Understanding the CREST results. Carotid stenting vs surgery: Parsing the risk of stroke and MI
ABSTRACTThe Carotid Revascularization Endarterectomy Versus Stenting Trial (CREST) is the largest randomized prospective study to date to compare carotid artery stenting and carotid endarterectomy in a patient population similar to that seen in everyday practice. CREST showed stenting and surgery to be equivalent in terms of the composite end point of stroke, myocardial infarction (MI), or death within 30 days, as well as for the rate of stroke at up to 4 years (N Engl J Med 2010; 363:11–23). Importantly, the risk of major stroke was low with either intervention. However, the results need to be considered in the context of the impact of each procedure on stroke and MI.
KEY POINTS
- In CREST, stenting and surgery had similar combined rates of stroke, MI, and death when performed by highly qualified interventionalists and surgeons in carefully selected patients.
- The risk of periprocedural stroke was higher with stenting; most of those strokes were nonmajor. Both major and nonmajor strokes were associated with decreased quality of life in long-term follow-up.
- Endarterectomy was associated with higher rates of periprocedural MI than stenting.
- Endarterectomy carried a significantly higher rate of cranial nerve damage than stenting.
WHAT DO THE CREST FINDINGS MEAN?
CREST is the largest trial to date to compare stenting and surgery. It is an important addition to the literature, not only because of its size, but also because it focused on a real-world patient population. For this reason, its results are more applicable to patients seen in primary care clinics, ie, with peripheral vascular disease, coronary artery disease, diabetes mellitus, hypertension, and smoking.
As noted, previous studies of endarterectomy had strict inclusion and exclusion criteria, which selected against patients at high surgical risk. Therefore, the CREST findings are of greater relevance when comparing stenting and endarterectomy.
Periprocedural and long-term neurologic outcomes
CREST showed similar findings for the composite end point of periprocedural stroke, death, or MI (ie, within 30 days of the procedure) and long-term stroke, establishing similar outcomes in patients undergoing stenting and surgery.
However, an analysis of the individual components of the composite end point showed significant differences between the two treatments. The risk of ipsilateral periprocedural stroke was higher with stenting; these events were defined as nonmajor by NIHSS criteria. The risk of contralateral stroke was similar and low with each treatment.
While the increased risk of periprocedural ipsilateral stroke was not synonymous with an increased risk of major stroke, post hoc analysis showed that any stroke was associated with decreased physical and mental health at 1 year. Therefore, patients who had even a minor stroke did worse from a physical and mental standpoint, a finding that argues for the superiority of surgery in selected patients at risk of periprocedural stroke.
If periprocedural stroke is excluded, the risk of long-term ipsilateral stroke was similar for each treatment, and extremely low (2% for stenting, 2.4% for surgery). Despite this, given the importance of periprocedural minor and major stroke, better predictive models are needed to identify patients at risk of procedural neurologic events. These prediction models will allow better patient selection.
The CREST data and medical therapy
The rates of stroke in this trial were similar to those observed with current medical treatment (approximately 1% per year), especially for patients with asymptomatic disease. Such findings introduce fresh controversy in the necessity of performing either procedure for this patient subset and may lead to further studies evaluating current medical therapy vs intervention.

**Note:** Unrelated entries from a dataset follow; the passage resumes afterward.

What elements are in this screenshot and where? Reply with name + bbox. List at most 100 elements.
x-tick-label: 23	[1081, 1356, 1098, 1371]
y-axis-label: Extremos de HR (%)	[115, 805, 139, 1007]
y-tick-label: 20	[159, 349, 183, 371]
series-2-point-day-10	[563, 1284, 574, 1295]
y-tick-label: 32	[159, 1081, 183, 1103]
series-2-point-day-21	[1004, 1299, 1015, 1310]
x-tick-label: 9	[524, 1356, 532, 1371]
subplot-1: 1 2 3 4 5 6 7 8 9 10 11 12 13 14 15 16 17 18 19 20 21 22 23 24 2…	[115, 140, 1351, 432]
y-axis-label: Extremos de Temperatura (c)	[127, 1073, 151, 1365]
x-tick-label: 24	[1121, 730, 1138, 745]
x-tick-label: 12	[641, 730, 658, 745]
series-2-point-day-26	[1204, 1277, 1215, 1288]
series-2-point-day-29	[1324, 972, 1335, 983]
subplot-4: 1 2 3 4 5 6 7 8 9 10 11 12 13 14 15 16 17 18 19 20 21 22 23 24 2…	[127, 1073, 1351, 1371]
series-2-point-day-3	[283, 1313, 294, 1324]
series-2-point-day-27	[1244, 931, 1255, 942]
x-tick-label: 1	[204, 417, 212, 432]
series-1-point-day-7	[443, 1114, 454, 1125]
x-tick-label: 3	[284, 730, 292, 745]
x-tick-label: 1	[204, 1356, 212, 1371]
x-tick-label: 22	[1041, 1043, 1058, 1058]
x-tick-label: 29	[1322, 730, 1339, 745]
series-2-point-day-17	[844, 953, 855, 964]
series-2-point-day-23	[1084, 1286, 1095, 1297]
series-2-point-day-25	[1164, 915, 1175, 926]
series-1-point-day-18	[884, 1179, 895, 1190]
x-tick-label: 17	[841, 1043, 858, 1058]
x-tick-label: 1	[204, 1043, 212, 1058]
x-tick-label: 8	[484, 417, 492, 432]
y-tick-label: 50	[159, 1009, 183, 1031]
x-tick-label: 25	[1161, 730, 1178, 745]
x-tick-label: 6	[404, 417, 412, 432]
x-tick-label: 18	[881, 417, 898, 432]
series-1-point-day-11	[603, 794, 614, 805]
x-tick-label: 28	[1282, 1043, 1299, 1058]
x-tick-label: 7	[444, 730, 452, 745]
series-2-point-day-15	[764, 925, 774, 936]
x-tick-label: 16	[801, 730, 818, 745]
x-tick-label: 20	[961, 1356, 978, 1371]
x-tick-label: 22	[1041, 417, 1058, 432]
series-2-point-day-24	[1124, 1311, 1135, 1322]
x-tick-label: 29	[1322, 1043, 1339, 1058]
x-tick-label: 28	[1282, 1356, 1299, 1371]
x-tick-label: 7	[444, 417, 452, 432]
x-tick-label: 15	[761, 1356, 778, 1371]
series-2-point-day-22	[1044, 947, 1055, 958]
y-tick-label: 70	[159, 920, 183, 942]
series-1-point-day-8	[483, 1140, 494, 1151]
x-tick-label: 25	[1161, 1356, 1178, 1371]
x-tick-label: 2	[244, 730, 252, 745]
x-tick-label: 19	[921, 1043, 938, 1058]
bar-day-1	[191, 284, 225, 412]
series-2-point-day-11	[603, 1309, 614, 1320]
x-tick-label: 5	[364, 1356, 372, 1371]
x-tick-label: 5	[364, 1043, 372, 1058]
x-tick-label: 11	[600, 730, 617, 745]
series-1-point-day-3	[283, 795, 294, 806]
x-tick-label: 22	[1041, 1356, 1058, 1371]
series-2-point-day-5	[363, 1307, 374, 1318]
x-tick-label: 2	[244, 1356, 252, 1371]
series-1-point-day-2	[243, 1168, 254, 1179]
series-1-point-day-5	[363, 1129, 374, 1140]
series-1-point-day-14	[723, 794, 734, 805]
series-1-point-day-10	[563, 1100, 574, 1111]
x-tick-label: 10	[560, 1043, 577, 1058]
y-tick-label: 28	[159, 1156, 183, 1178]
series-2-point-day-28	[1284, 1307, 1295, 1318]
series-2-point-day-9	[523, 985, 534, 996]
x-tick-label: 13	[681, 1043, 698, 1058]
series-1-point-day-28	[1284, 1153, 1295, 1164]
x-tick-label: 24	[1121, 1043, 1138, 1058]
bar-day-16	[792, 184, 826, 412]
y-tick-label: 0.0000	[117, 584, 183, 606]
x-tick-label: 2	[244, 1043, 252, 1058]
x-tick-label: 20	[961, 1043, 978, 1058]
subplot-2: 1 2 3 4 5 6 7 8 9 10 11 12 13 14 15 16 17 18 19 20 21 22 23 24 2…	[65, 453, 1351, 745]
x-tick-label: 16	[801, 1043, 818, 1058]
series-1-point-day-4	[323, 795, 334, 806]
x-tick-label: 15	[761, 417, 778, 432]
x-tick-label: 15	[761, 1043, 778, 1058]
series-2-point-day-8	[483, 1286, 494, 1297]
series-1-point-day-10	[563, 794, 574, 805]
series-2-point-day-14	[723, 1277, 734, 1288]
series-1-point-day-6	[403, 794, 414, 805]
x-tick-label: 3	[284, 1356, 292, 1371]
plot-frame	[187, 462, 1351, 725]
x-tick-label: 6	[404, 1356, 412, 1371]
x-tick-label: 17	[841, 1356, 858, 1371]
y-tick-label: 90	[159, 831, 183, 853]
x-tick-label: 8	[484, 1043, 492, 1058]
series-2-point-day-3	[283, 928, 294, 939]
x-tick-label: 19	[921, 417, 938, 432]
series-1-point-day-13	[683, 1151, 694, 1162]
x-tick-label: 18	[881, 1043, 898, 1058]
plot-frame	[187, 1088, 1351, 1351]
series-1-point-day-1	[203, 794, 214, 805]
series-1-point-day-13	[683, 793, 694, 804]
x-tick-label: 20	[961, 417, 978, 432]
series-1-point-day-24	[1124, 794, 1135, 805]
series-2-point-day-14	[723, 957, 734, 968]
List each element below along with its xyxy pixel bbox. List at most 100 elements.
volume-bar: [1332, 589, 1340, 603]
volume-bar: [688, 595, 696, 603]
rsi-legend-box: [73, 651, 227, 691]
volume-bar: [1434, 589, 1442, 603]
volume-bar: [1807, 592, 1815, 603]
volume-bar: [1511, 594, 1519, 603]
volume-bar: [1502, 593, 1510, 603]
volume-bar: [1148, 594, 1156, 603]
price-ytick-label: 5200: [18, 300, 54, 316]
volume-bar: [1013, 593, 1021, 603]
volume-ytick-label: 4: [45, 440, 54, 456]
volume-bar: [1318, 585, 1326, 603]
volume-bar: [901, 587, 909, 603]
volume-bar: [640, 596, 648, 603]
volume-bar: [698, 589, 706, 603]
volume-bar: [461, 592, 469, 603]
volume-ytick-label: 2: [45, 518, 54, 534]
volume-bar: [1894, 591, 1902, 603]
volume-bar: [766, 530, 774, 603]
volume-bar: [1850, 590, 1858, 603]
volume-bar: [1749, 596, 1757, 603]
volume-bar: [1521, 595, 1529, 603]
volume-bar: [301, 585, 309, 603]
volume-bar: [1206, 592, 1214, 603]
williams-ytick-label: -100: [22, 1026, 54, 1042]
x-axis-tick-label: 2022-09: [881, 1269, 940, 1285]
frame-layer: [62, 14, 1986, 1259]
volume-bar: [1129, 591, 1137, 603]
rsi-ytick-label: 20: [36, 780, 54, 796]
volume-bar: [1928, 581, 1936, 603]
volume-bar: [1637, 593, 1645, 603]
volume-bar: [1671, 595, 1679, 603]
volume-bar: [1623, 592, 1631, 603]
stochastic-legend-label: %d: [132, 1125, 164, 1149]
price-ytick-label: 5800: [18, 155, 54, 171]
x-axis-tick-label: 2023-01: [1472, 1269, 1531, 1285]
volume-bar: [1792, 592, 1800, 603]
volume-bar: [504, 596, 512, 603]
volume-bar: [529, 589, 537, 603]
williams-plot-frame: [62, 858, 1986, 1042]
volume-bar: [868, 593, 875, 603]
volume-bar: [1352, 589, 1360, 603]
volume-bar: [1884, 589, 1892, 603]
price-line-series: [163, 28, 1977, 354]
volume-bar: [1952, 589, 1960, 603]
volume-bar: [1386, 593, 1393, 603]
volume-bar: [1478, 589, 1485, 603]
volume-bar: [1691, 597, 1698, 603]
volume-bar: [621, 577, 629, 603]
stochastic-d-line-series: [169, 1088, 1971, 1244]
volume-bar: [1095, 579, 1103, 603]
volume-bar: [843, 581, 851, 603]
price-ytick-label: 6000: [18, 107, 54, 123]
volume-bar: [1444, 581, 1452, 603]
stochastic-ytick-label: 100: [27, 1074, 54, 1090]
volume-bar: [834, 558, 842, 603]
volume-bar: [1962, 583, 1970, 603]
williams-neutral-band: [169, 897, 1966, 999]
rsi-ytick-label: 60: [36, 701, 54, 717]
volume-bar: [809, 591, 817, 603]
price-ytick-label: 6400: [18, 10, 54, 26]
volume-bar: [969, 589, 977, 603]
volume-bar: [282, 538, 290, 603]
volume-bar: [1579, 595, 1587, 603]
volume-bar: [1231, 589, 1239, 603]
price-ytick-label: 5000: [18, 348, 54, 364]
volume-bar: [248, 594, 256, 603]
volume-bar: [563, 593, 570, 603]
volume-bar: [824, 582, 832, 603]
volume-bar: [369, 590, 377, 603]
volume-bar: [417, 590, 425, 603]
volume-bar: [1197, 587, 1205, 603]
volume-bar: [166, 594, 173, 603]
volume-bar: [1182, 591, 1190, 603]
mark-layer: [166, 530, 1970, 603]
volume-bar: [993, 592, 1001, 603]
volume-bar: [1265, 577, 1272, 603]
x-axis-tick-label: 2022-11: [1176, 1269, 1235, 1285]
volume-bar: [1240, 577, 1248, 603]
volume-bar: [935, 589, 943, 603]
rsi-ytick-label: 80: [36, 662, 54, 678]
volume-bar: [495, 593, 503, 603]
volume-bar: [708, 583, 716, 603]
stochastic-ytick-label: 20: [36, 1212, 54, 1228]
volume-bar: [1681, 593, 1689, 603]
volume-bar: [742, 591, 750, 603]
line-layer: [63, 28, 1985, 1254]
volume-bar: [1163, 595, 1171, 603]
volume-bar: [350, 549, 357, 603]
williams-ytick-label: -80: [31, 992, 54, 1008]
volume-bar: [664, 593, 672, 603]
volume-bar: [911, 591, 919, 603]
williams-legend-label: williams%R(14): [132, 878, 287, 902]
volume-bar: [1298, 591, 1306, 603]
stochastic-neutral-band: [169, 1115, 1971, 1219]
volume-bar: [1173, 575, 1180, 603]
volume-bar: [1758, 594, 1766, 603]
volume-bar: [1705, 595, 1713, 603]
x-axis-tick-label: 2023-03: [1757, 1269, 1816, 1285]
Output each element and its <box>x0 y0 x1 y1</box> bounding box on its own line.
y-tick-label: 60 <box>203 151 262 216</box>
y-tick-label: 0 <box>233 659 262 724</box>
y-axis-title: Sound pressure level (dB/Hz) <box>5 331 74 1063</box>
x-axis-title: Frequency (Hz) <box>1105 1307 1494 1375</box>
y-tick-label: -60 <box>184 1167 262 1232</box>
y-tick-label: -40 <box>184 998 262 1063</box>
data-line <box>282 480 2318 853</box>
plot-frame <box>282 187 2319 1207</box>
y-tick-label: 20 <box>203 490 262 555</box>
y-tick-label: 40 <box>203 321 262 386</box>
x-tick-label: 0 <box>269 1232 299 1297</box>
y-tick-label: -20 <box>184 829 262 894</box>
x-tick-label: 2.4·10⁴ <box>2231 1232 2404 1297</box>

Periprocedural myocardial infarction
Vascular surgery has long been associated with high cardiovascular risk, especially an increased risk of periprocedural MI.30 Findings from CREST provide further evidence of the risk of MI with endarterectomy in a real-world patient population. Given the evidence of a strong correlation between periprocedural cardiac enzyme elevations and adverse outcomes, the increased incidence of periprocedural MI is worrisome.31 As with risk assessment for periprocedural stroke, better predictive models are needed for patients at risk of cardiovascular events during endarterectomy.
Procedural complications
Carotid endarterectomy entails incisions in the neck with disruption of tissue planes, as opposed to catheter entry site wounds with stenting. The more invasive nature of endarterectomy thus carries a higher risk of wound complications. In fact, in the NASCET trial, the risk of wound complications was 9.3%.10,19 In CREST, surgery carried a higher risk of wound complications compared with stenting (42 vs 0 cases), although stenting involved more periprocedural transfusions, presumably due to retroperitoneal bleeding in four patients.
Use of general anesthesia is also associated with adverse outcomes.17,18 In CREST, 90% of endarterectomy procedures required general anesthesia, whereas none of the stenting procedures required this.
Cranial nerve palsy is an often overlooked but real complication after these procedures. Cranial nerve palsies can lead to vocal, swallowing, and sensory problems that can have a transient or permanent impact on quality of life. In CREST, as in EVA-3S, SAPPHIRE, and ICSS, this risk was substantially higher with surgery,23,25,27 although the long-term consequences of these palsies were not found to affect quality of life at 1 year of follow-up.